When Hollywood producers come to Oklahoma to shoot films, they want a Location Scout who is a local, who knows the area, knows the people, the talk, the cool or pretty spots that typify the region, someone who can paint an accurate, overall picture of the location.

“I’m lucky because I’ve lived and I’ve learned in Oklahoma,” says Rockee. “What I’ve learned in the film industry is LA, New York, Atlanta, they do it different than us, different than the Oklahoma film crew. It’s not as familial. That’s why Rez Dogs was so special, because it was a shitload of Oklahomans, and we care. We’re family. We built this up together.
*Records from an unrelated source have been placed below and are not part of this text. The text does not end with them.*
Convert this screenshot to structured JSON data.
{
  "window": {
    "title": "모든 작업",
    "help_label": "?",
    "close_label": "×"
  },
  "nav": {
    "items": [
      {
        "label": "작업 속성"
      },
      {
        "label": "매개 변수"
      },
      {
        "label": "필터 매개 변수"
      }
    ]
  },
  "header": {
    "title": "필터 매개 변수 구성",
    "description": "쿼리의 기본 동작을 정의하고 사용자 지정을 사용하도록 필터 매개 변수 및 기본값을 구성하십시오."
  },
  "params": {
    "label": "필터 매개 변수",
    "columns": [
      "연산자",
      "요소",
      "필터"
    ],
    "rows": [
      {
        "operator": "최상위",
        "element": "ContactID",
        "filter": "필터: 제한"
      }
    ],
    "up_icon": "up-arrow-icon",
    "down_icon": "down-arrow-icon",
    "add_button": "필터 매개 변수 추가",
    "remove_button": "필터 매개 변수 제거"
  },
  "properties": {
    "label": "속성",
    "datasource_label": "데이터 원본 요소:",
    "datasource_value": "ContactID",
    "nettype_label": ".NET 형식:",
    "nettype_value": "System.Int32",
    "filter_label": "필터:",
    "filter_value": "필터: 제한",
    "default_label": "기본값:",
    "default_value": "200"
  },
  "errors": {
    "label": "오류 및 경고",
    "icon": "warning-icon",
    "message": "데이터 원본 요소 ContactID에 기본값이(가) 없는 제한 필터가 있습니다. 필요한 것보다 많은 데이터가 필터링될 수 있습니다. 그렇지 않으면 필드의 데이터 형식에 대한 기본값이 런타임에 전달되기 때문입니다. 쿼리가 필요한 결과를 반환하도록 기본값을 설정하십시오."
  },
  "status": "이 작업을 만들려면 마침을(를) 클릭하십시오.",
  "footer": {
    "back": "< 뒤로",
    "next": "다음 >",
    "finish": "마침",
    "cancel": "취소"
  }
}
It’s a different community we’ve fostered here than I’ve noticed with out-of-state production companies. That leads to more respect and more caring with each other.”

Rockee gives respect to his and others’ Native heritage when addressing the ethics that go into Oklahoma film.
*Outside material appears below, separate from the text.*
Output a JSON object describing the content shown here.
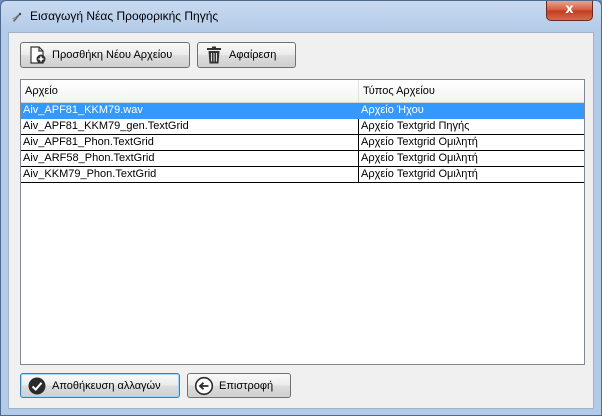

“There’s something on Reservation Dogs like over 35 or 40 tribes represented between the cast and crew,” he says. “I couldn’t even name every tribe that was there. Multiple, multiple indigenous people worked on that. I can’t think of any department without an indigenous person. And like the biggest show with indigenous department leaders. Sound department had one of my really good friends, Royce Sharp, he’s an Osage member, and one of the first Native American department heads in sound was Royce.”
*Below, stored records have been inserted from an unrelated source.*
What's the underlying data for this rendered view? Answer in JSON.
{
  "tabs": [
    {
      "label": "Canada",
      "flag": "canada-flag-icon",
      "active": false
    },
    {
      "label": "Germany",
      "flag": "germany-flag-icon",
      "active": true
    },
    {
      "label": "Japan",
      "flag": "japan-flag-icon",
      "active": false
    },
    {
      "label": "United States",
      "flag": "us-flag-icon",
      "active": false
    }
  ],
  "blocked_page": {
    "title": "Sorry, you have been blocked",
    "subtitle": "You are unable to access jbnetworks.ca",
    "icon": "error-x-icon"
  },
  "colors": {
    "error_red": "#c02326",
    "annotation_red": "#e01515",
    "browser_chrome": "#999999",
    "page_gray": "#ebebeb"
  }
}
Reflecting on one of the most celebrated episodes in a series to date, the “Deer Lady” episode of Rez Dogs, Rockee describes the levels of work, history and accuracy that went into just one episode of a Native Oklahoma series.

“Some of my oldest memories are like, ‘You better be good, or Deer Lady is gonna come get you,’” he says. “I remember being a kid, every one of our uncles would have a story where they met Deer Lady, someone knocking on their door and it’s this lady who said her car broke down and they look down and she had hooves. Anytime I was at grandma’s house I was like, ‘Yeah I’m not going outside because you said Deer Lady would come get me.’ I’m glad we navigated it into a vigilante roll instead of just a villain, something to be scared of. Just like, be a good dude. And that episode is phenomenal.”

One of the things that makes these types of cinemas great is the accuracy of the details. Behind the scenes, people like Rockee and others work to curate these fixing moments that connect the audience to the scene at hand.

“Season three we had a language coach, our good friend Warren, was there to make sure the language they were speaking is accurate,” he says. “We had a bunch of kids who were indigenous and all different languages. And the “Deer Lady” episode they were making sure the language was accurate and their cadence was right. He [Warren] was right next to the cameras and anytime any one of the kids second guessed themselves, they looked straight to him. It was powerful.

“It’s just like, visualizing this story we’d all been told, seen our whole life was, from being forced to not speak our language, getting in trouble for speaking your language, and like, erasing your culture through this lens of someone else saying what’s best for you. Everyone there was crying. Seeing these kids, sweet as they were, having the time of their lives but seeing them in these clothes and put in the back of this truck, it was heartbreaking and cathartic at the same time. There wasn’t a dry eye during that whole episode.”